Intelligent Control and Protection Methods for Modern Power Systems Based on WAMS

Continuously growing demand for electricity, driven by deregulated power markets, has forced power systems to operate closer to their security operation limits. Meanwhile, the increasing penetration of large scale renewable energy may impact the operation of power systems by bringing more uncertainties. Under these circumstances, Wide Area Measurement System (WAMS) is widely applied in modern power systems, which is composed of a number of phasor measurement units (PMUs) that can provide high resolution real–time measurements synchronized by global positioning systems (GPS). WAMS can be used to (1) effectively assess the vulnerability of power grids; (2) provide online dynamic security assessment (DSA) with high reliability; (3) intelligently control and prevent power systems from the risk of insecurity and instability; (4) accurately identify the parameters of power system models and provide adaptive corrective control schemes.

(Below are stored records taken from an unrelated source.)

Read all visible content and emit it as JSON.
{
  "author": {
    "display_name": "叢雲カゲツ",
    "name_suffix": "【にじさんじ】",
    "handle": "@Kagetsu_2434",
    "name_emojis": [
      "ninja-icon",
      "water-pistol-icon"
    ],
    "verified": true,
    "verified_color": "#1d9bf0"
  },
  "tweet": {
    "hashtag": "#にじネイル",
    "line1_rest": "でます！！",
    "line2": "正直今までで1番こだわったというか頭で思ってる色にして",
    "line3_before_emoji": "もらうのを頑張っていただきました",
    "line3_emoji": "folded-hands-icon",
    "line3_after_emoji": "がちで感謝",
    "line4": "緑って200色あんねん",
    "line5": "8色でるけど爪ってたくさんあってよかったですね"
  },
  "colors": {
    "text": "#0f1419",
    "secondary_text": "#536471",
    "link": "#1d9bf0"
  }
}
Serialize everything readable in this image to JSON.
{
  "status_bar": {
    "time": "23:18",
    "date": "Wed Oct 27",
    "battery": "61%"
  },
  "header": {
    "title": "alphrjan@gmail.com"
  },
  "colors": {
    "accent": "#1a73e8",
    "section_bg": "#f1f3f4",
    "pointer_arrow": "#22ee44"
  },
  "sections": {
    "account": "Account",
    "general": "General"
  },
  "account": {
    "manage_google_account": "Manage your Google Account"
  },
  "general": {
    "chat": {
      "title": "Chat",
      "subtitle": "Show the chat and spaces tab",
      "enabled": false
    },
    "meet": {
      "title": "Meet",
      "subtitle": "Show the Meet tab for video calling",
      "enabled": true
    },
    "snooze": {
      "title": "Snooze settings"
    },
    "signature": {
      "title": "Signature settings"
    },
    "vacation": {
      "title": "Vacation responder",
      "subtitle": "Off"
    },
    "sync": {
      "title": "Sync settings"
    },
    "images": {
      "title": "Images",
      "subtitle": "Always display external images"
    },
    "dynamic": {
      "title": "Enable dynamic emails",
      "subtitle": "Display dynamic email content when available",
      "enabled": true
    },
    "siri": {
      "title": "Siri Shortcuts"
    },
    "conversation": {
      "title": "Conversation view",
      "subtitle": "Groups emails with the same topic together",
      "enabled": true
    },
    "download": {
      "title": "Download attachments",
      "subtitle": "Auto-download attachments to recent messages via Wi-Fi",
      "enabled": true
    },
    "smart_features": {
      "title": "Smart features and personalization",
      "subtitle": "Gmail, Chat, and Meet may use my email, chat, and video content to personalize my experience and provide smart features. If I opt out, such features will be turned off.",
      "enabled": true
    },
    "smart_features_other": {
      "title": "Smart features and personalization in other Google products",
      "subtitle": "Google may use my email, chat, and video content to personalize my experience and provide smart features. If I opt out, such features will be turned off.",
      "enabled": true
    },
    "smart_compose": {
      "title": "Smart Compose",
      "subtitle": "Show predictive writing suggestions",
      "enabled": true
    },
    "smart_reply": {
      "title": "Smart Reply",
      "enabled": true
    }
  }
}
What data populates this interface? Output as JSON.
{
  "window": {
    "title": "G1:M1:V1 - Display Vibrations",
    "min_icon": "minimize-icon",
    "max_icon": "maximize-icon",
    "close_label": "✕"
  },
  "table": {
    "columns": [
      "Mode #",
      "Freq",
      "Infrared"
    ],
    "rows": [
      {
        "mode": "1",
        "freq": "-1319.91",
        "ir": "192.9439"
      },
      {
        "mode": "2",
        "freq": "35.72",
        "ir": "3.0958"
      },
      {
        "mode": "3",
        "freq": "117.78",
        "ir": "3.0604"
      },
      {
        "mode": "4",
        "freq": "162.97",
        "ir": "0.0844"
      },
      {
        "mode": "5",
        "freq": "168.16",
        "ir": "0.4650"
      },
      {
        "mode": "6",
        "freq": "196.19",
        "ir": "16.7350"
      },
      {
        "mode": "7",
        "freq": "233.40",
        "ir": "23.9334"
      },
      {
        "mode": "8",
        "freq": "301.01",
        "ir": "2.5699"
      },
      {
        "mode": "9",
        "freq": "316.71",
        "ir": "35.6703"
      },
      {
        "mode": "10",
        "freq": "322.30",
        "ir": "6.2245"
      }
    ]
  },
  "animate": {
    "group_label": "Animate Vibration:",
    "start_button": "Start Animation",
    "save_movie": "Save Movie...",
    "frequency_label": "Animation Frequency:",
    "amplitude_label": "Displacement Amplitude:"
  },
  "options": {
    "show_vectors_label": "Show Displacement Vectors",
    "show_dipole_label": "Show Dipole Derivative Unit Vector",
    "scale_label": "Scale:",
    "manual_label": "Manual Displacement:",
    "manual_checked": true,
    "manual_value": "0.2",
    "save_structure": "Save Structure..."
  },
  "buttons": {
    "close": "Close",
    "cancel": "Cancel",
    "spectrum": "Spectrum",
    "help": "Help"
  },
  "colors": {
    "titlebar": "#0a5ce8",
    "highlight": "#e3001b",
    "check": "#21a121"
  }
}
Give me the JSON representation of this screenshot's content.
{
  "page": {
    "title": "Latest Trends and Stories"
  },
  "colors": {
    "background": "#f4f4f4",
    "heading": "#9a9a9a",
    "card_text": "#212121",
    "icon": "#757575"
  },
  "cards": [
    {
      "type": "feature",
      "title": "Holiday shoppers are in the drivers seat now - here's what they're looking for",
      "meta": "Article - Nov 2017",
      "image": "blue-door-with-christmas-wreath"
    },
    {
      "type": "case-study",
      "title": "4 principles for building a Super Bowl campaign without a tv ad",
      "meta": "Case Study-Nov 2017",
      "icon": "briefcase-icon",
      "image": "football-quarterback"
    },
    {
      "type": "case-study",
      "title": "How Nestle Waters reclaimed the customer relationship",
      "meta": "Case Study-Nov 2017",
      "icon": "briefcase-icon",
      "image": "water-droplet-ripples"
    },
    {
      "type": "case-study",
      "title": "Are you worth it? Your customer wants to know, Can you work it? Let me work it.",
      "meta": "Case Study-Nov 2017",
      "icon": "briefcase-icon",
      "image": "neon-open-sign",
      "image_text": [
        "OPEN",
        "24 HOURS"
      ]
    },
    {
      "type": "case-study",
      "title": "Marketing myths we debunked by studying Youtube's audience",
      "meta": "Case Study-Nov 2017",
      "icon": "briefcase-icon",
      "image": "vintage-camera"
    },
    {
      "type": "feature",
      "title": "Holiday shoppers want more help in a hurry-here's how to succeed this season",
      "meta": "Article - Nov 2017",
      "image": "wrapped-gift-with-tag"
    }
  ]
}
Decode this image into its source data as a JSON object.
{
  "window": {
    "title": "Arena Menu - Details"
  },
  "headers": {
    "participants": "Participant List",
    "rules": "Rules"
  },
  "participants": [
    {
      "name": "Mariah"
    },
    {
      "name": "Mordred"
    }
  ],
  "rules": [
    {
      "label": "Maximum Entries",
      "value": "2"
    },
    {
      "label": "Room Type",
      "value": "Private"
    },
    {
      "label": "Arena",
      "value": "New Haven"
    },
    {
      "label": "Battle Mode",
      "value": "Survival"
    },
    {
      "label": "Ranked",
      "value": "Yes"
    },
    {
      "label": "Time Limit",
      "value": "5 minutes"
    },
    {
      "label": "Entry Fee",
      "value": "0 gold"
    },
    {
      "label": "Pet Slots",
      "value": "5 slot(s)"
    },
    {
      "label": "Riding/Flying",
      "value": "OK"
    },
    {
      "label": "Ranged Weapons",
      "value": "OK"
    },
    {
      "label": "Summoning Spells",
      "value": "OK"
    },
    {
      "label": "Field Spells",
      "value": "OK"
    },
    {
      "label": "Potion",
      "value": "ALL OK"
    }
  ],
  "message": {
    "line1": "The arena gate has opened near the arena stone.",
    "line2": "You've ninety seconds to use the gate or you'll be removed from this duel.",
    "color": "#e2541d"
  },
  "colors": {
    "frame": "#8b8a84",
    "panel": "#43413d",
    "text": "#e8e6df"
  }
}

Power system is a complex non-linear dynamic system. The key to power system vulnerability assessment is to find the vulnerable elements which could cause largearea power outages under attacks. For the aspect of structural vulnerability assessment, several vulnerability indices i.e. structural vulnerability index (SVI), contingency vulnerability index (CVI) and operational vulnerability index (OVI) are proposed to evaluate the impact of distributed generation (DG) on power system vulnerability. The assessment shows that DG units are able to shorten the electrical distance between power sources and power loads, alleviate long-distance large-capacity transmission, improve the reliability of power system after contingencies, and increase transmission efficiency. For the aspect of dynamic vulnerability assessment, critical clearing time (CCT) is computed by screening of a number of contingencies in various operating conditions. By statistical analysis, vulnerable areas in terms of transient stability are identified. Furthermore, the result of CCT computation in different typical scenarios can evaluate the impact of wind power on power system transient stability. Other influencing factors to power system transient stability are also evaluated, e.g. power output of generators in central power plants (CPP), load consumption level and the power exchange in high voltage direct current (HVDC) links. Both structural and dynamic vulnerability assessment, aiming at providing an early awareness of power system insecurity, are conducted by simulations in the DIgSILENT model of western Danish power system.

DSA is the assessment of the ability of a certain power system to withstand a defined set of contingencies and to survive in the transition to an acceptable steadystate condition. Among pattern recognition techniques, decision trees (DT) using the algorithm of classification and regression trees (CART) is applied in DSA of western Danish power system. It not only provides the results of security assessment but also reveal the principles learned by DTs for security assessment. The systematic approach adopts new methodology that trains contingency-oriented DTs on daily basis using the database generated by importance sampling method. The number of time-domain simulations necessary for importance sampling is significantly reduced, so computation burden is highly reduced, which makes the online DSA possible for even considering large scale integration of uncertain power generation from windfarms and other DG units.

Based on the result of DSA, intelligent contingency control scheme guided by paralleled DTs is able to draw the system from insecure zone to the secure zone. In this approach, two DTs work in tandem, i.e. Observation DT (ODT) and Prevention DT (PDT). Fed with real-time wide area measurements, ODT of measurable variables is employed for online DSA to identify potential security issues and PDT of controllable variables provides online decision support on preventive control strategies against those issues. Finally, optimization of preventive control is conducted to find the most economical trajectory of preventive control. The proposed approach is comprehensively verified by a number of credible contingencies in western Danish power systems with annual data of operating conditions.

In order to prevent voltage collapse, the online identification of load characteristic using PMU measurement-based approach is proposed to evaluate the proximity to voltage instability. Based on different load characteristics, adaptive corrective control schemes were implemented. The method can correctly predict and prevent the voltage collapse, and minimize the amount of load shedding.